The phrase “post hoc” is Latin for “after this.” You perform post hoc tests only after rejecting the ANOVA null hypothesis in order to see which population mean is different. The output will be substantive, because it will show you all possible differences and their p-values against the null hypotheses that there is no difference.
There are many different post hoc tests one can perform. The one we will use is Tukey’s HSD test. Here, HSD stands for “honestly significant difference.” Tukey was kind of an ***hole and he was making a dig at Pearson, who created the “least significant difference” post hoc test.
The Output
Unfortunately Excel does not offer functionality for post hoc tests. You can purchase add-ins, but there is nothing freely available (that I know of) that does Tukey. That is why I provide the output for this Connect assignment (only for STAT2023.503 course). Feel free to use the formulas in the book and Excel’s calculator-like functionality to get these results.
Here is the output from the statistical program StatCrunch for the fast food example:
| McDonalds subtracted from | ||||
| Difference | Lower | Upper | P-value | |
|---|---|---|---|---|
| Sonic | -77.5 | -142.34 | -12.66 | 0.0214 |
| Taco Bell | 43.5 | -21.34 | 108.34 | 0.2017 |
Sonic subtracted from | ||||
| Difference | Lower | Upper | P-value | |
| Taco Bell | 121 | 56.16 | 185.84 | 0.0014 |
What do we do with this table of results???
![[I’m loving it!]](part3/mcdonalds.jpg "I’m loving it!") | |
The famous Golden Arches. |
First, look at the p-values. Find those which are less than α=0.05. There are two. That means Sonic and McDonalds are significantly different (p=0.0214), as are Sonic and Taco Bell (p=0.0014).
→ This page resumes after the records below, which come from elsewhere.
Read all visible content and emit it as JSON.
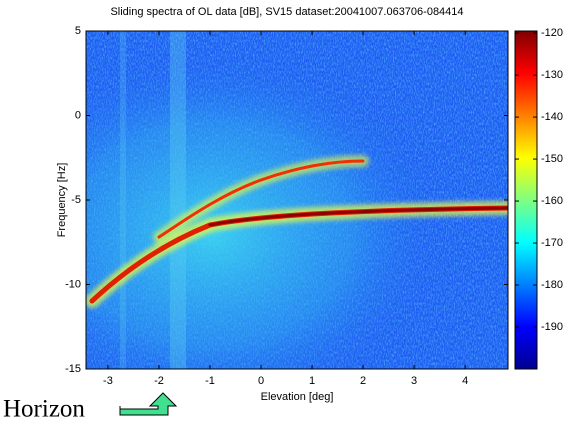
{
  "chart_data": {
    "type": "heatmap",
    "title": "Sliding spectra of OL data [dB], SV15 dataset:20041007.063706-084414",
    "xlabel": "Elevation [deg]",
    "ylabel": "Frequency [Hz]",
    "xlim": [
      -3.43,
      4.84
    ],
    "xticks": [
      -3,
      -2,
      -1,
      0,
      1,
      2,
      3,
      4
    ],
    "ylim": [
      -15,
      5
    ],
    "yticks": [
      -15,
      -10,
      -5,
      0,
      5
    ],
    "clim": [
      -200,
      -119.5
    ],
    "cticks": [
      -190,
      -180,
      -170,
      -160,
      -150,
      -140,
      -130,
      -120
    ],
    "colormap": "jet",
    "annotation": "Horizon"
  }
}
Second, we know that Sonic is significantly faster than McDonalds. We know this because “McDonalds subracted from” Sonic is -77.5; that is, our estimate of $\mu_S - \mu_M = -77.5$ seconds. This means $\mu_M \gt \mu_S$.
Third, we know that Sonic is significantly faster than Taco Bell. We know this because “Sonic subtracted from” Taco Bell is 121. Our estimate of $\mu_T - \mu_S = 121$ seconds. This means $\mu_T \gt \mu_S$, and Sonic is faster than Taco Bell, on average.
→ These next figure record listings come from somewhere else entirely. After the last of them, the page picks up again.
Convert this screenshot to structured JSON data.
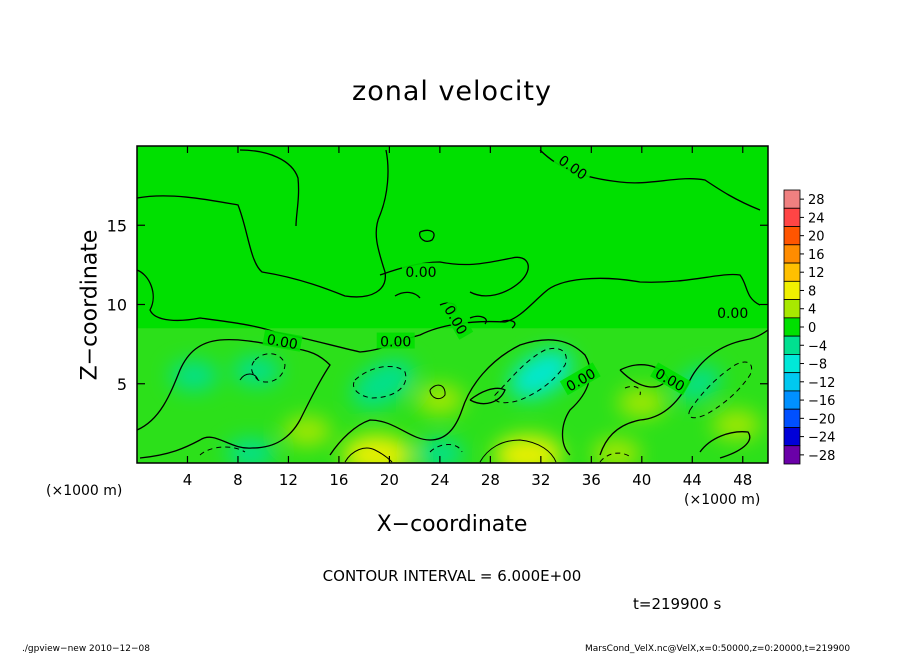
{
  "chart_data": {
    "type": "heatmap",
    "title": "zonal velocity",
    "xlabel": "X−coordinate",
    "ylabel": "Z−coordinate",
    "x_unit_left": "(×1000 m)",
    "x_unit_right": "(×1000 m)",
    "xlim": [
      0,
      50
    ],
    "ylim": [
      0,
      20
    ],
    "x_ticks": [
      4,
      8,
      12,
      16,
      20,
      24,
      28,
      32,
      36,
      40,
      44,
      48
    ],
    "y_ticks": [
      5,
      10,
      15
    ],
    "colorbar": {
      "levels": [
        28,
        24,
        20,
        16,
        12,
        8,
        4,
        0,
        -4,
        -8,
        -12,
        -16,
        -20,
        -24,
        -28
      ],
      "labels": [
        "28",
        "24",
        "20",
        "16",
        "12",
        "8",
        "4",
        "0",
        "−4",
        "−8",
        "−12",
        "−16",
        "−20",
        "−24",
        "−28"
      ],
      "colors": [
        "#f08080",
        "#ff4545",
        "#ff5500",
        "#ff8c00",
        "#ffc000",
        "#f0f000",
        "#a8e800",
        "#00e000",
        "#00e090",
        "#00e8d8",
        "#00c8f0",
        "#0090ff",
        "#0050ff",
        "#0000d8",
        "#6a00a8"
      ]
    },
    "contour_labels": [
      {
        "text": "0.00",
        "x": 34.5,
        "z": 18.6,
        "rotate": 35
      },
      {
        "text": "0.00",
        "x": 22.5,
        "z": 12.0,
        "rotate": 0
      },
      {
        "text": "0.00",
        "x": 25.2,
        "z": 9.0,
        "rotate": 60
      },
      {
        "text": "0.00",
        "x": 47.2,
        "z": 9.4,
        "rotate": 0
      },
      {
        "text": "0.00",
        "x": 11.5,
        "z": 7.6,
        "rotate": 10
      },
      {
        "text": "0.00",
        "x": 20.5,
        "z": 7.6,
        "rotate": 0
      },
      {
        "text": "0.00",
        "x": 35.2,
        "z": 5.2,
        "rotate": -30
      },
      {
        "text": "0.00",
        "x": 42.2,
        "z": 5.2,
        "rotate": 30
      }
    ],
    "anomalies": [
      {
        "x": 9.5,
        "z": 5.8,
        "v": -3.5
      },
      {
        "x": 19.5,
        "z": 5.0,
        "v": -6
      },
      {
        "x": 32.0,
        "z": 5.6,
        "v": -7
      },
      {
        "x": 44.5,
        "z": 5.0,
        "v": -5
      },
      {
        "x": 4.5,
        "z": 5.5,
        "v": -2.5
      },
      {
        "x": 13.5,
        "z": 2.0,
        "v": 2.5
      },
      {
        "x": 24.0,
        "z": 4.0,
        "v": 2.5
      },
      {
        "x": 40.0,
        "z": 3.8,
        "v": 2.5
      },
      {
        "x": 47.5,
        "z": 2.4,
        "v": 2.5
      },
      {
        "x": 31.0,
        "z": 0.5,
        "v": 7
      },
      {
        "x": 19.0,
        "z": 0.5,
        "v": 6
      },
      {
        "x": 9.0,
        "z": 0.6,
        "v": -4
      },
      {
        "x": 24.0,
        "z": 0.6,
        "v": -4
      },
      {
        "x": 38.0,
        "z": 0.6,
        "v": 2
      }
    ]
  },
  "contour_note": "CONTOUR INTERVAL = 6.000E+00",
  "time_note": "t=219900 s",
  "footer_left": "./gpview−new   2010−12−08",
  "footer_right": "MarsCond_VelX.nc@VelX,x=0:50000,z=0:20000,t=219900"
}
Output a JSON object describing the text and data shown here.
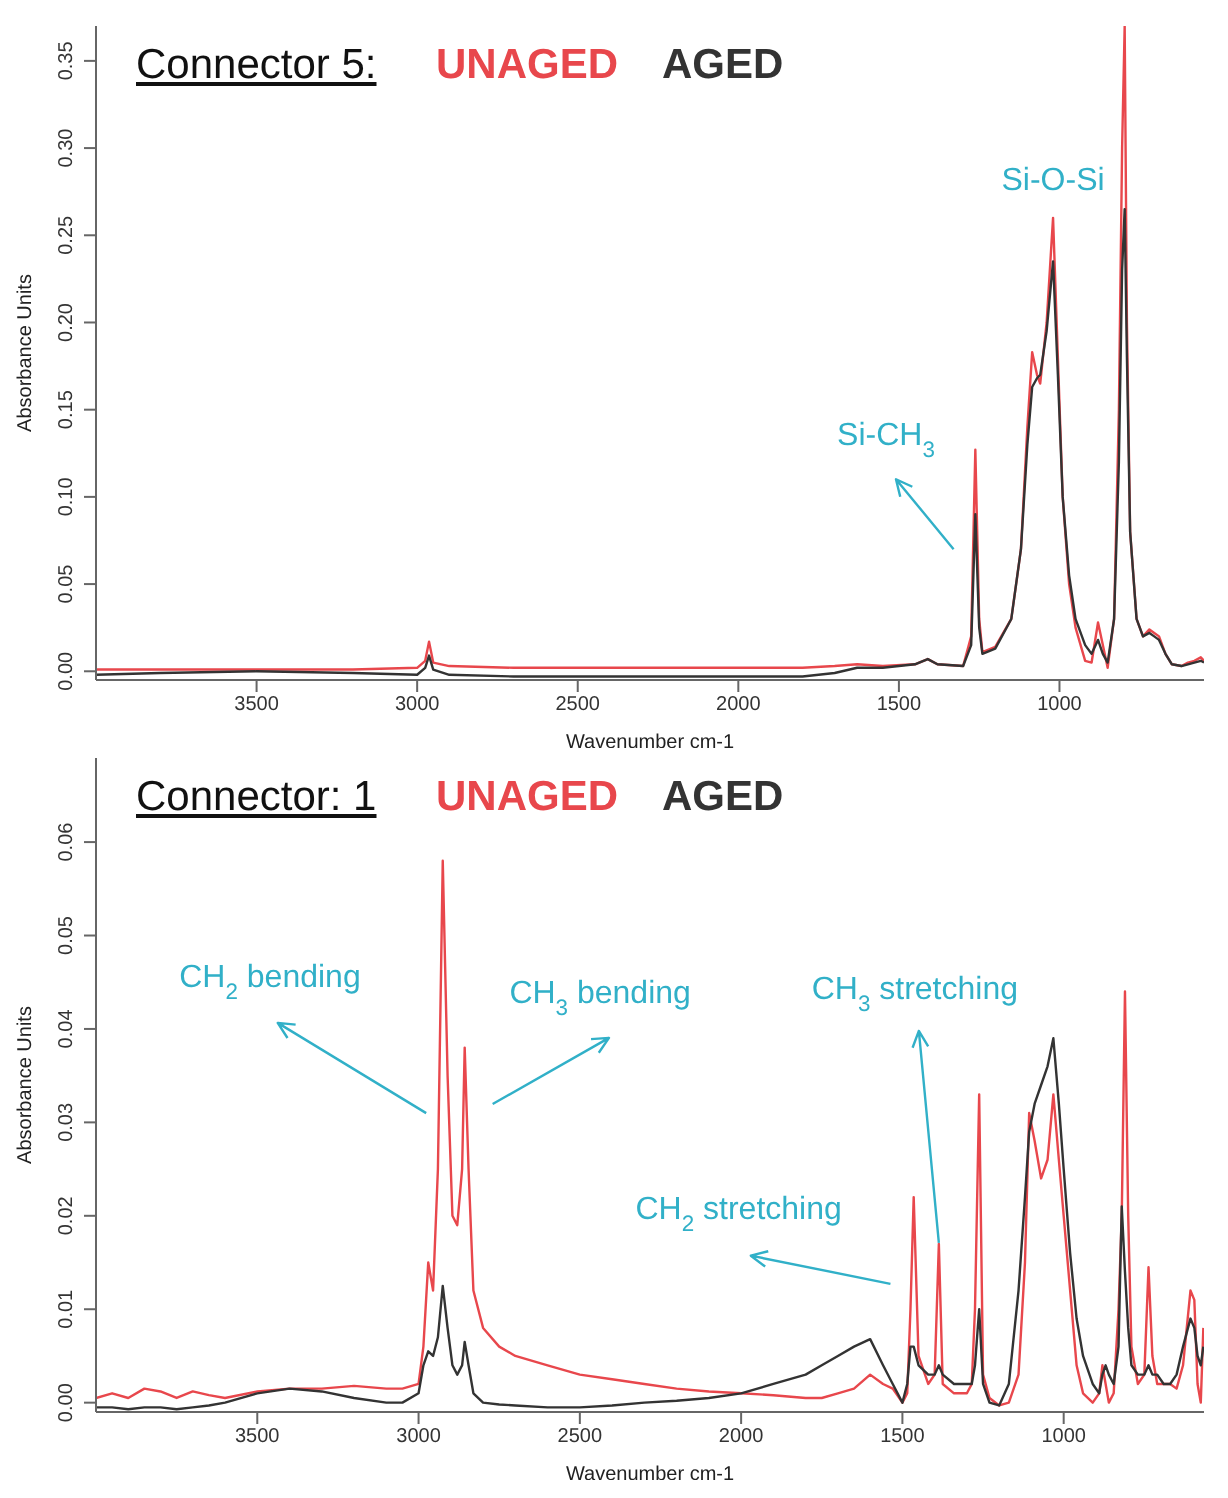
{
  "chart_data": [
    {
      "type": "line",
      "title": "Connector 5:",
      "xlabel": "Wavenumber cm-1",
      "ylabel": "Absorbance Units",
      "legend": "top left",
      "marker": "none",
      "line_style": "solid",
      "grid": false,
      "xlim": [
        4000,
        550
      ],
      "xticks": [
        3500,
        3000,
        2500,
        2000,
        1500,
        1000
      ],
      "ylim": [
        -0.005,
        0.37
      ],
      "yticks": [
        {
          "value": 0,
          "label": "0.00"
        },
        {
          "value": 0.05,
          "label": "0.05"
        },
        {
          "value": 0.1,
          "label": "0.10"
        },
        {
          "value": 0.15,
          "label": "0.15"
        },
        {
          "value": 0.2,
          "label": "0.20"
        },
        {
          "value": 0.25,
          "label": "0.25"
        },
        {
          "value": 0.3,
          "label": "0.30"
        },
        {
          "value": 0.35,
          "label": "0.35"
        }
      ],
      "annotations": [
        "Si-CH$_{3}$",
        {
          "text": "Si-O-Si",
          "x": 1020,
          "y": 0.26
        }
      ],
      "series": [
        {
          "name": "UNAGED",
          "color": "#e8474c",
          "x": [
            4000,
            3800,
            3500,
            3200,
            3000,
            2975,
            2963,
            2950,
            2900,
            2700,
            2500,
            2200,
            2000,
            1800,
            1700,
            1630,
            1550,
            1450,
            1410,
            1380,
            1300,
            1275,
            1262,
            1250,
            1240,
            1200,
            1150,
            1120,
            1100,
            1085,
            1070,
            1060,
            1040,
            1020,
            1005,
            990,
            970,
            950,
            920,
            900,
            880,
            865,
            850,
            830,
            815,
            805,
            797,
            790,
            780,
            760,
            740,
            720,
            705,
            690,
            670,
            650,
            620,
            600,
            580,
            560,
            550
          ],
          "values": [
            0.001,
            0.001,
            0.001,
            0.001,
            0.002,
            0.006,
            0.017,
            0.005,
            0.003,
            0.002,
            0.002,
            0.002,
            0.002,
            0.002,
            0.003,
            0.004,
            0.003,
            0.004,
            0.007,
            0.004,
            0.003,
            0.02,
            0.127,
            0.03,
            0.011,
            0.014,
            0.03,
            0.07,
            0.14,
            0.183,
            0.17,
            0.165,
            0.2,
            0.26,
            0.18,
            0.1,
            0.05,
            0.025,
            0.006,
            0.005,
            0.028,
            0.015,
            0.002,
            0.03,
            0.15,
            0.3,
            0.37,
            0.2,
            0.08,
            0.03,
            0.02,
            0.024,
            0.022,
            0.02,
            0.01,
            0.004,
            0.003,
            0.005,
            0.006,
            0.008,
            0.006
          ]
        },
        {
          "name": "AGED",
          "color": "#333333",
          "x": [
            4000,
            3800,
            3500,
            3200,
            3000,
            2975,
            2963,
            2950,
            2900,
            2700,
            2500,
            2200,
            2000,
            1800,
            1700,
            1630,
            1550,
            1450,
            1410,
            1380,
            1300,
            1275,
            1262,
            1250,
            1240,
            1200,
            1150,
            1120,
            1100,
            1085,
            1070,
            1060,
            1040,
            1020,
            1005,
            990,
            970,
            950,
            920,
            900,
            880,
            865,
            850,
            830,
            815,
            805,
            797,
            790,
            780,
            760,
            740,
            720,
            705,
            690,
            670,
            650,
            620,
            600,
            580,
            560,
            550
          ],
          "values": [
            -0.002,
            -0.001,
            0.0,
            -0.001,
            -0.002,
            0.002,
            0.009,
            0.001,
            -0.002,
            -0.003,
            -0.003,
            -0.003,
            -0.003,
            -0.003,
            -0.001,
            0.002,
            0.002,
            0.004,
            0.007,
            0.004,
            0.003,
            0.015,
            0.09,
            0.025,
            0.01,
            0.013,
            0.03,
            0.07,
            0.13,
            0.163,
            0.168,
            0.17,
            0.195,
            0.235,
            0.17,
            0.1,
            0.055,
            0.03,
            0.015,
            0.01,
            0.018,
            0.01,
            0.005,
            0.03,
            0.12,
            0.23,
            0.265,
            0.18,
            0.08,
            0.03,
            0.02,
            0.022,
            0.02,
            0.018,
            0.01,
            0.004,
            0.003,
            0.004,
            0.005,
            0.006,
            0.005
          ]
        }
      ]
    },
    {
      "type": "line",
      "title": "Connector: 1",
      "xlabel": "Wavenumber cm-1",
      "ylabel": "Absorbance Units",
      "legend": "top left",
      "marker": "none",
      "line_style": "solid",
      "grid": false,
      "xlim": [
        4000,
        565
      ],
      "xticks": [
        3500,
        3000,
        2500,
        2000,
        1500,
        1000
      ],
      "ylim": [
        -0.001,
        0.069
      ],
      "yticks": [
        {
          "value": 0,
          "label": "0.00"
        },
        {
          "value": 0.01,
          "label": "0.01"
        },
        {
          "value": 0.02,
          "label": "0.02"
        },
        {
          "value": 0.03,
          "label": "0.03"
        },
        {
          "value": 0.04,
          "label": "0.04"
        },
        {
          "value": 0.05,
          "label": "0.05"
        },
        {
          "value": 0.06,
          "label": "0.06"
        }
      ],
      "annotations": [
        "CH$_{2}$ bending",
        "CH$_{3}$ bending",
        {
          "text": "CH$_{3}$ stretching",
          "x": 1387,
          "y": 0.0171
        },
        "CH$_{2}$ stretching"
      ],
      "series": [
        {
          "name": "UNAGED",
          "color": "#e8474c",
          "x": [
            4000,
            3950,
            3900,
            3850,
            3800,
            3750,
            3700,
            3650,
            3600,
            3500,
            3400,
            3300,
            3200,
            3100,
            3050,
            3000,
            2985,
            2970,
            2955,
            2940,
            2925,
            2910,
            2895,
            2880,
            2865,
            2857,
            2845,
            2830,
            2800,
            2750,
            2700,
            2600,
            2500,
            2400,
            2300,
            2200,
            2100,
            2000,
            1900,
            1800,
            1750,
            1700,
            1650,
            1600,
            1560,
            1530,
            1500,
            1485,
            1475,
            1465,
            1450,
            1420,
            1400,
            1387,
            1375,
            1340,
            1300,
            1285,
            1275,
            1262,
            1250,
            1230,
            1200,
            1170,
            1140,
            1120,
            1107,
            1090,
            1070,
            1050,
            1032,
            1015,
            1000,
            980,
            960,
            940,
            910,
            890,
            880,
            870,
            860,
            845,
            830,
            820,
            810,
            800,
            790,
            770,
            750,
            737,
            725,
            710,
            690,
            670,
            650,
            630,
            607,
            595,
            585,
            575,
            567
          ],
          "values": [
            0.0005,
            0.001,
            0.0005,
            0.0015,
            0.0012,
            0.0005,
            0.0012,
            0.0008,
            0.0005,
            0.0012,
            0.0015,
            0.0015,
            0.0018,
            0.0015,
            0.0015,
            0.002,
            0.006,
            0.015,
            0.012,
            0.025,
            0.058,
            0.035,
            0.02,
            0.019,
            0.025,
            0.038,
            0.025,
            0.012,
            0.008,
            0.006,
            0.005,
            0.004,
            0.003,
            0.0025,
            0.002,
            0.0015,
            0.0012,
            0.001,
            0.0008,
            0.0005,
            0.0005,
            0.001,
            0.0015,
            0.003,
            0.002,
            0.0015,
            0.0,
            0.001,
            0.01,
            0.022,
            0.005,
            0.002,
            0.003,
            0.017,
            0.002,
            0.001,
            0.001,
            0.002,
            0.01,
            0.033,
            0.003,
            0.0005,
            -0.0003,
            0.0,
            0.003,
            0.015,
            0.031,
            0.028,
            0.024,
            0.026,
            0.033,
            0.026,
            0.02,
            0.012,
            0.004,
            0.001,
            0.0,
            0.001,
            0.004,
            0.002,
            0.0,
            0.001,
            0.01,
            0.02,
            0.044,
            0.02,
            0.006,
            0.002,
            0.003,
            0.0145,
            0.005,
            0.002,
            0.002,
            0.002,
            0.0015,
            0.004,
            0.012,
            0.011,
            0.002,
            0.0,
            0.008
          ]
        },
        {
          "name": "AGED",
          "color": "#333333",
          "x": [
            4000,
            3950,
            3900,
            3850,
            3800,
            3750,
            3700,
            3650,
            3600,
            3500,
            3400,
            3300,
            3200,
            3100,
            3050,
            3000,
            2985,
            2970,
            2955,
            2940,
            2925,
            2910,
            2895,
            2880,
            2865,
            2857,
            2845,
            2830,
            2800,
            2750,
            2700,
            2600,
            2500,
            2400,
            2300,
            2200,
            2100,
            2000,
            1900,
            1800,
            1750,
            1700,
            1650,
            1600,
            1560,
            1530,
            1500,
            1485,
            1475,
            1465,
            1450,
            1420,
            1400,
            1387,
            1375,
            1340,
            1300,
            1285,
            1275,
            1262,
            1250,
            1230,
            1200,
            1170,
            1140,
            1120,
            1107,
            1090,
            1070,
            1050,
            1032,
            1015,
            1000,
            980,
            960,
            940,
            910,
            890,
            880,
            870,
            860,
            845,
            830,
            820,
            810,
            800,
            790,
            770,
            750,
            737,
            725,
            710,
            690,
            670,
            650,
            630,
            607,
            595,
            585,
            575,
            567
          ],
          "values": [
            -0.0005,
            -0.0005,
            -0.0007,
            -0.0005,
            -0.0005,
            -0.0007,
            -0.0005,
            -0.0003,
            0.0,
            0.001,
            0.0015,
            0.0012,
            0.0005,
            0.0,
            0.0,
            0.001,
            0.004,
            0.0055,
            0.005,
            0.007,
            0.0125,
            0.008,
            0.004,
            0.003,
            0.004,
            0.0065,
            0.004,
            0.001,
            0.0,
            -0.0002,
            -0.0003,
            -0.0005,
            -0.0005,
            -0.0003,
            0.0,
            0.0002,
            0.0005,
            0.001,
            0.002,
            0.003,
            0.004,
            0.005,
            0.006,
            0.0068,
            0.004,
            0.002,
            0.0,
            0.002,
            0.006,
            0.006,
            0.004,
            0.003,
            0.003,
            0.004,
            0.003,
            0.002,
            0.002,
            0.002,
            0.004,
            0.01,
            0.002,
            0.0,
            -0.0003,
            0.002,
            0.012,
            0.022,
            0.029,
            0.032,
            0.034,
            0.036,
            0.039,
            0.032,
            0.025,
            0.016,
            0.009,
            0.005,
            0.002,
            0.001,
            0.003,
            0.004,
            0.003,
            0.002,
            0.006,
            0.021,
            0.014,
            0.008,
            0.004,
            0.003,
            0.003,
            0.004,
            0.003,
            0.003,
            0.002,
            0.002,
            0.003,
            0.006,
            0.009,
            0.008,
            0.005,
            0.004,
            0.006
          ]
        }
      ]
    }
  ]
}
Finally, the students were unable to detect a difference between McDonalds and Taco Bell (p=0.2017). This could be due to two reasons: there is no difference or the sample size is too small to detect one. Most likely, the sample size is too small.
Discussion
And so, after all of that work, we have concluded that not only is there a difference, but that Sonic is significantly faster than the other two fast food restaurants. If speed is needed, go to Sonic. If taste is needed, that is a different question.
And that is it. This example showed how to test which population is different. Here, we were able to determine that Sonic was the fastest and that there was no detected difference between McDonalds and Taco Bell. Why did we detect no difference between McDonalds and Taco Bell? As usual, it comes down to two possibilities: there really is no difference in average service times, or our sample is too small to detect the difference that exists. Since we only took four measurements, I would tend toward the latter explanation.
While the topic of post hoc comparisons is beyond the scope of the course, it does offer a nice closure on the analysis of variance example. Thank you for reading this far. I appreciate it. I hope these things helped you better understand statistics.